Kurdish academic wins Joshua A. Fishman Award

Prohibited to be spoken until 1991 in Turkey, the Kurdish language has been an intense object of struggle between the Turkish state and the Kurdish population.
Kurdish academic Demet Arpacık (Photo: The Futures Initiative)
Kurdish academic Demet Arpacık (Photo: The Futures Initiative)

ERBIL (Kurdistan 24) –Kurdish academic Demet Arpacık from Graduate Center, City University of New York (USA) won the Joshua A. Fishman Award on Tuesday for her dissertation research on Kurdish language activism in Turkey.

Arpacık’s ethnographic study, called 'The Medium of Liberation: Kurdish Language and Education Activism in Turkey', examines the Kurdish language and education activism, which generates decolonial forms of practices as responses to “colonial language governmentality” inflicted by the Turkish state.

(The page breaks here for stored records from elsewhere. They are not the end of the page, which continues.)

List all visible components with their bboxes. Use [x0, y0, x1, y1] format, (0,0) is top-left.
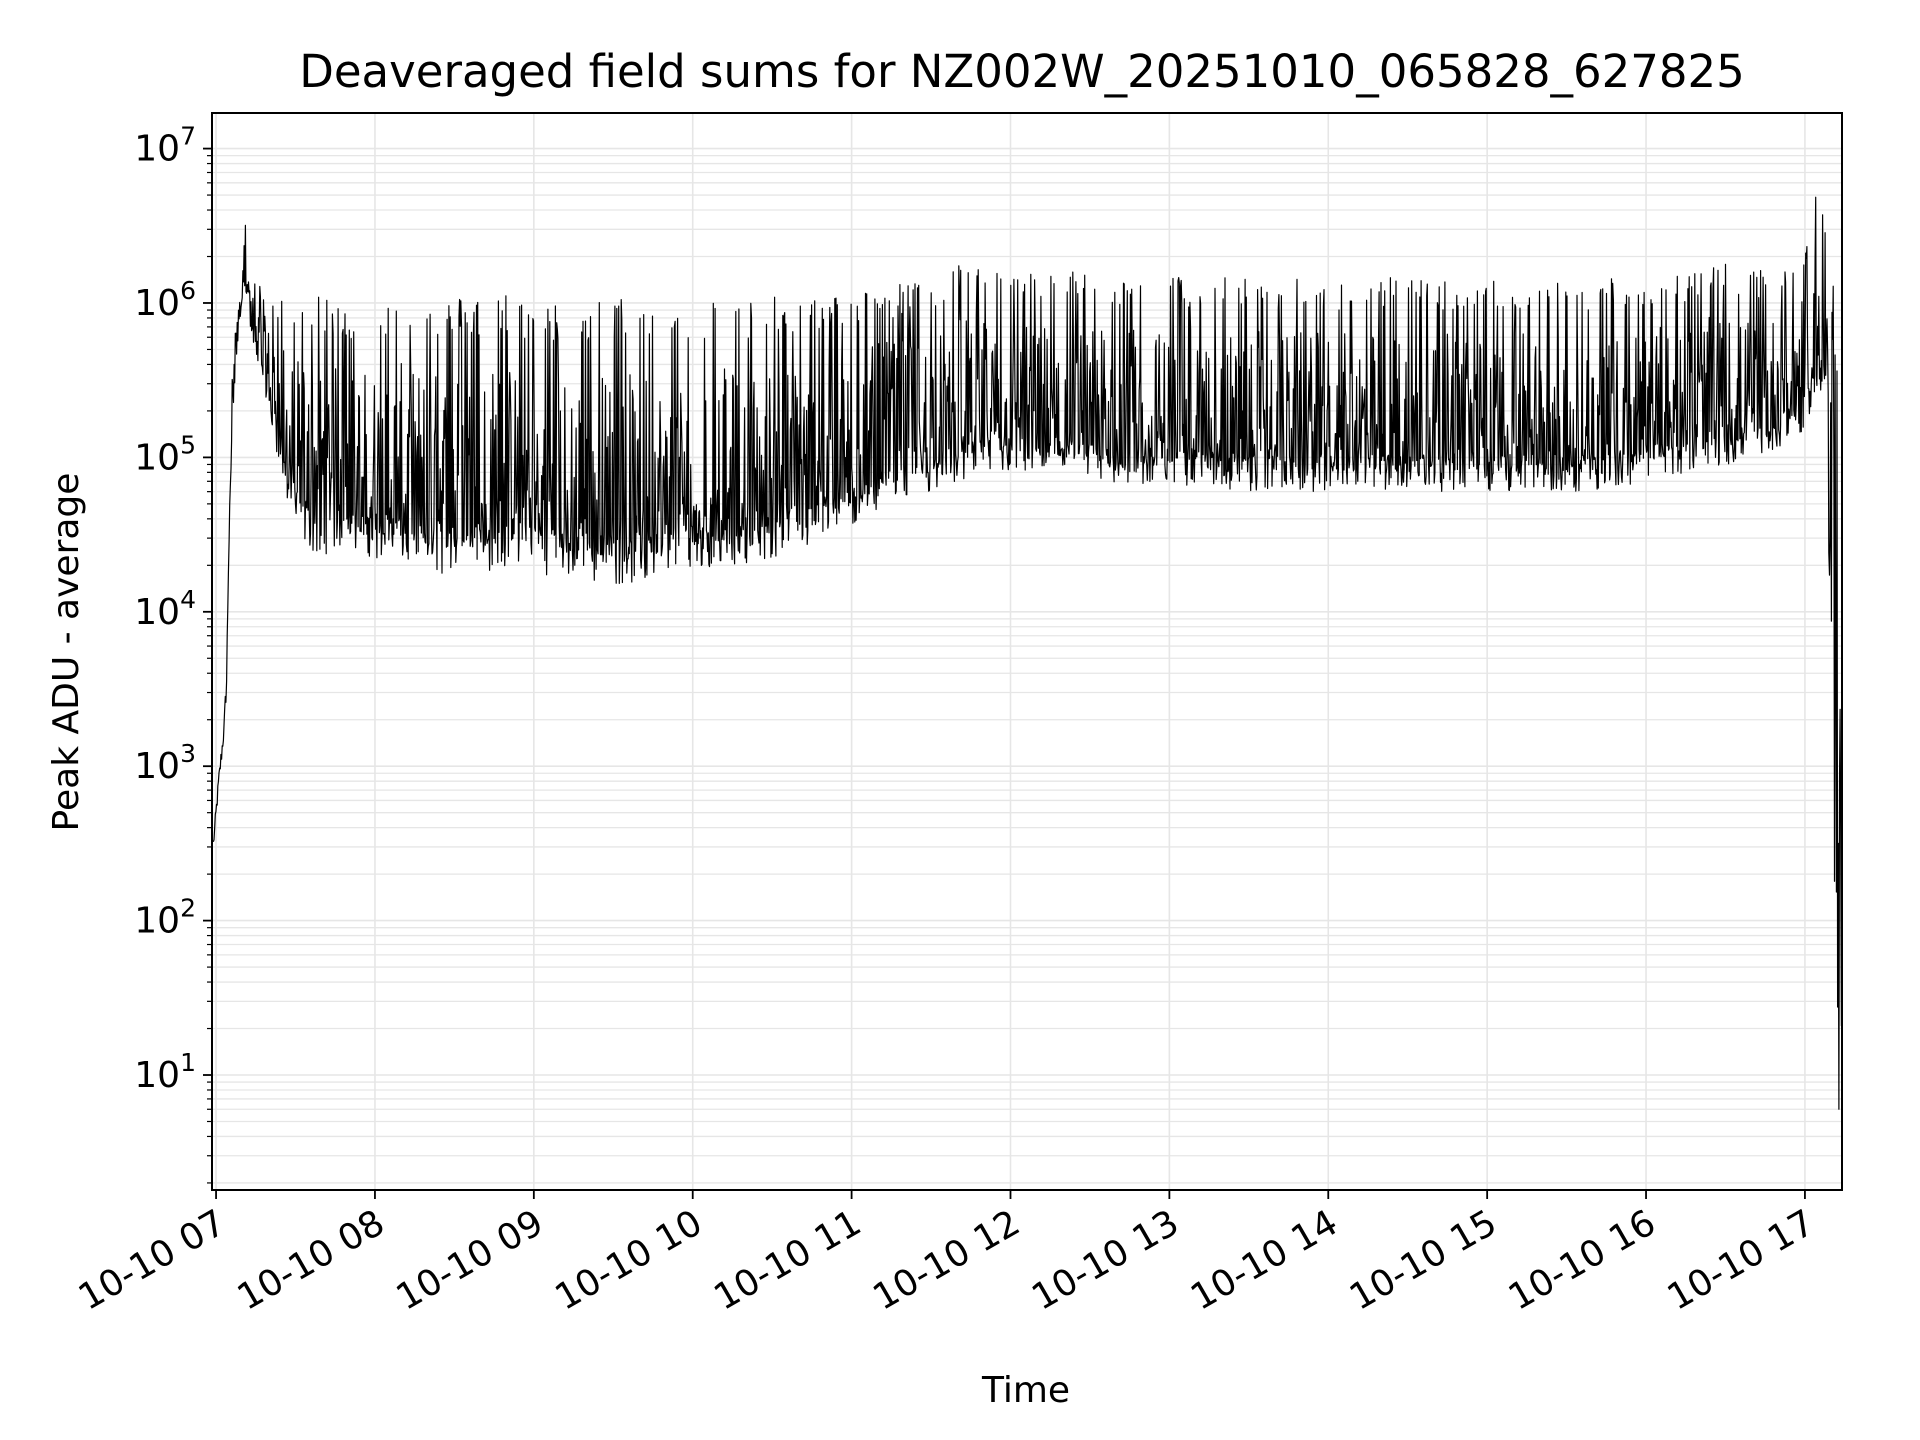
y-tick-label: 105 [134, 430, 196, 478]
y-axis-label: Peak ADU - average [46, 473, 87, 832]
y-tick-exponent: 4 [180, 585, 196, 614]
grid [212, 113, 1842, 1190]
chart-title: Deaveraged field sums for NZ002W_2025101… [299, 45, 1745, 98]
y-tick-label: 104 [134, 585, 196, 633]
series-line [212, 196, 1843, 1110]
y-tick-base: 10 [134, 1055, 180, 1096]
y-tick-base: 10 [134, 901, 180, 942]
y-tick-base: 10 [134, 129, 180, 170]
y-tick-base: 10 [134, 283, 180, 324]
y-tick-exponent: 3 [180, 739, 196, 768]
y-tick-exponent: 1 [180, 1048, 196, 1077]
y-tick-exponent: 2 [180, 894, 196, 923]
y-tick-label: 101 [134, 1048, 196, 1096]
y-tick-base: 10 [134, 592, 180, 633]
y-tick-label: 103 [134, 739, 196, 787]
y-tick-base: 10 [134, 746, 180, 787]
y-tick-label: 106 [134, 276, 196, 324]
y-tick-exponent: 5 [180, 430, 196, 459]
plot-frame [211, 112, 1843, 1191]
y-tick-label: 107 [134, 122, 196, 170]
y-tick-base: 10 [134, 437, 180, 478]
x-axis-label: Time [981, 1370, 1070, 1411]
y-tick-exponent: 6 [180, 276, 196, 305]
y-tick-label: 102 [134, 894, 196, 942]
y-tick-exponent: 7 [180, 122, 196, 151]
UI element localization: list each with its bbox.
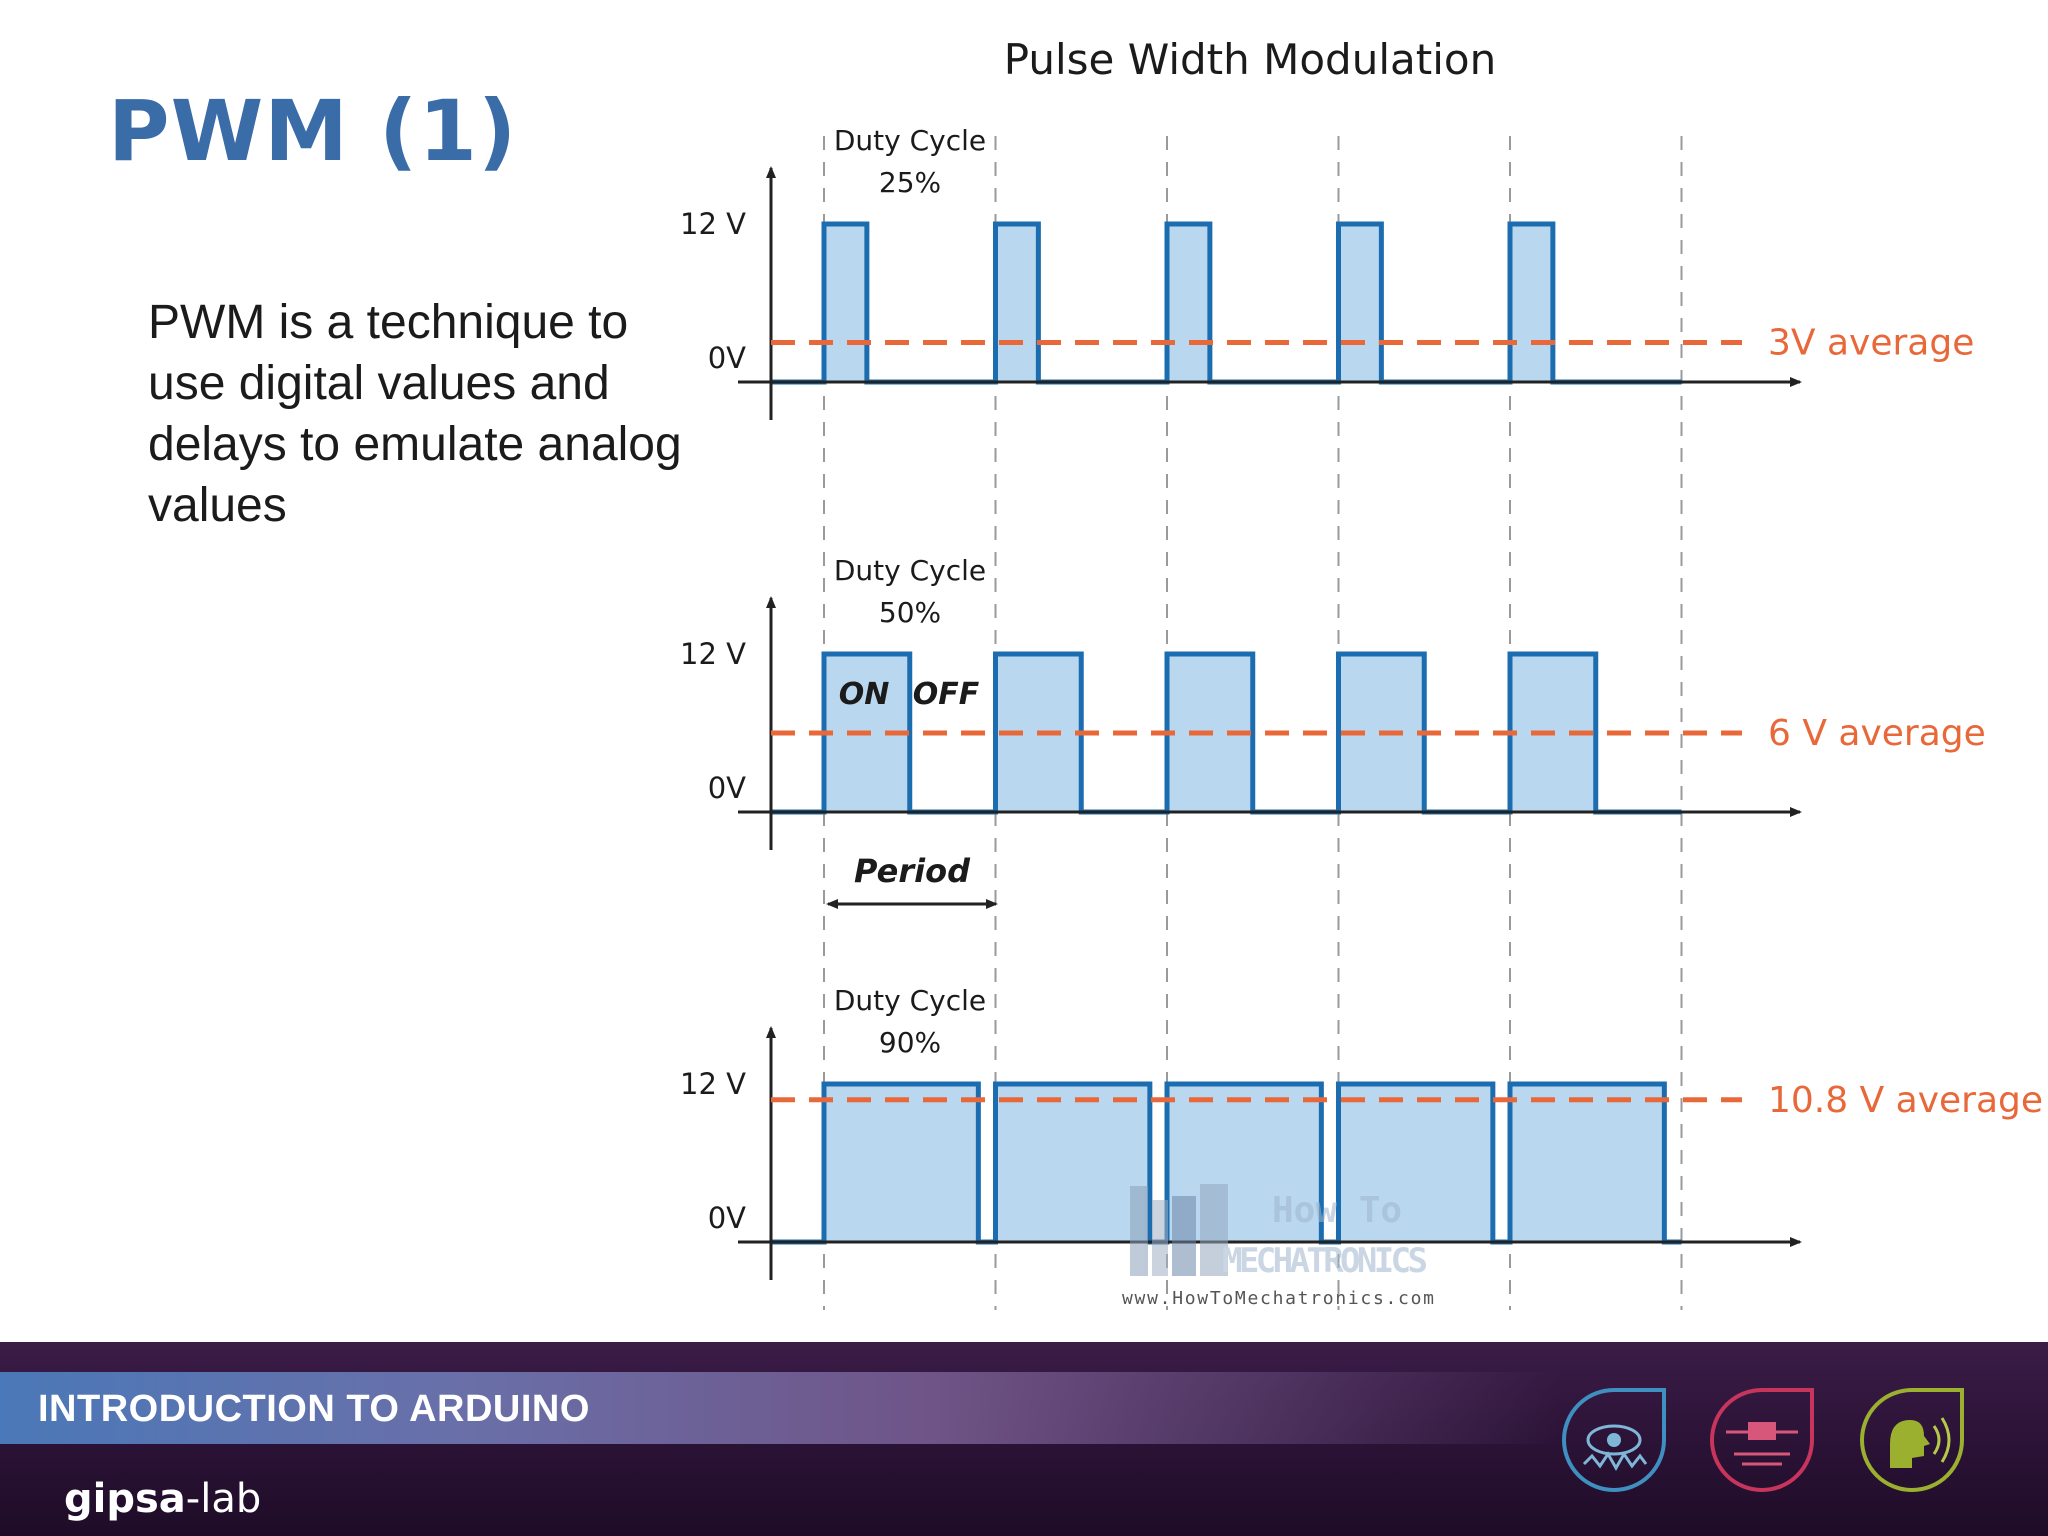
y-label-12v: 12 V <box>680 207 746 241</box>
on-label: ON <box>839 677 890 712</box>
duty-cycle-value: 90% <box>879 1026 941 1059</box>
footer-band <box>0 1372 1560 1444</box>
pulse <box>824 1084 979 1242</box>
pwm-diagram: Pulse Width Modulation Duty Cycle 25% 12 V… <box>680 35 2043 1310</box>
y-label-12v: 12 V <box>680 637 746 671</box>
average-label: 3V average <box>1768 323 1974 364</box>
pulse <box>1167 224 1210 382</box>
pwm-panel: Duty Cycle 90% 12 V 0V 10.8 V average <box>680 984 2043 1280</box>
y-label-12v: 12 V <box>680 1067 746 1101</box>
y-label-0v: 0V <box>708 341 746 375</box>
duty-cycle-label: Duty Cycle <box>834 124 986 157</box>
pulse <box>995 224 1039 382</box>
slide-body-text: PWM is a technique to use digital values… <box>148 296 682 532</box>
pulse <box>1338 1084 1493 1242</box>
logo-bold: gipsa <box>64 1476 186 1522</box>
average-label: 6 V average <box>1768 713 1986 754</box>
pwm-panels: Duty Cycle 25% 12 V 0V 3V average Duty Cycle 5… <box>680 124 2043 1280</box>
period-annotation: Period <box>826 852 998 909</box>
diagram-title: Pulse Width Modulation <box>1004 35 1496 84</box>
pulse <box>995 1084 1150 1242</box>
duty-cycle-value: 50% <box>879 596 941 629</box>
footer-bar: INTRODUCTION TO ARDUINO gipsa-lab <box>0 1342 2048 1536</box>
average-label: 10.8 V average <box>1768 1080 2043 1121</box>
pwm-panel: Duty Cycle 50% 12 V 0V 6 V average ON OFF <box>680 554 1986 850</box>
duty-cycle-label: Duty Cycle <box>834 984 986 1017</box>
y-label-0v: 0V <box>708 1201 746 1235</box>
off-label: OFF <box>913 677 980 712</box>
footer-course-title: INTRODUCTION TO ARDUINO <box>38 1388 590 1430</box>
watermark-line2: MECHATRONICS <box>1222 1241 1428 1281</box>
pwm-signal <box>771 221 1682 385</box>
slide-title: PWM (1) <box>108 82 518 180</box>
period-label: Period <box>854 852 971 890</box>
eye-icon <box>1562 1388 1666 1492</box>
watermark-line1: How To <box>1272 1190 1402 1231</box>
duty-cycle-value: 25% <box>879 166 941 199</box>
pwm-signal <box>771 1081 1682 1245</box>
pulse <box>1510 1084 1665 1242</box>
watermark-logo: How To MECHATRONICS <box>1130 1184 1428 1281</box>
pulse <box>1338 224 1382 382</box>
pulse <box>1510 224 1553 382</box>
watermark-url: www.HowToMechatronics.com <box>1122 1288 1434 1309</box>
pwm-panel: Duty Cycle 25% 12 V 0V 3V average <box>680 124 1974 420</box>
gipsa-lab-logo: gipsa-lab <box>64 1476 261 1522</box>
logo-rest: -lab <box>185 1476 262 1522</box>
circuit-icon <box>1710 1388 1814 1492</box>
pulse <box>824 224 867 382</box>
speech-icon <box>1860 1388 1964 1492</box>
y-label-0v: 0V <box>708 771 746 805</box>
duty-cycle-label: Duty Cycle <box>834 554 986 587</box>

Prohibited to be spoken until 1991 in Turkey, the Kurdish language has been an intense object of struggle between the Turkish state and the Kurdish population. Until now, Kurdish is not taught in schools in Turkey.

The Joshua A. Fishman Award was established in 2018 to honor Joshua A. Fishman’s intellectual contribution to research on the sociology of language, the field that he has played a prominent role in shaping for many decades.

The award recognizes outstanding dissertations that push intellectual boundaries and offer innovative, forward-looking perspectives in the sociology of language.

Many dissertations from early-career researchers across the globe were submitted for consideration in 2021. However, only Ben Ó Ceallaigh and Arpacık were found to be exceptional.

The selection committee consisted of an international panel of 30 renowned scholars in the sociology of language.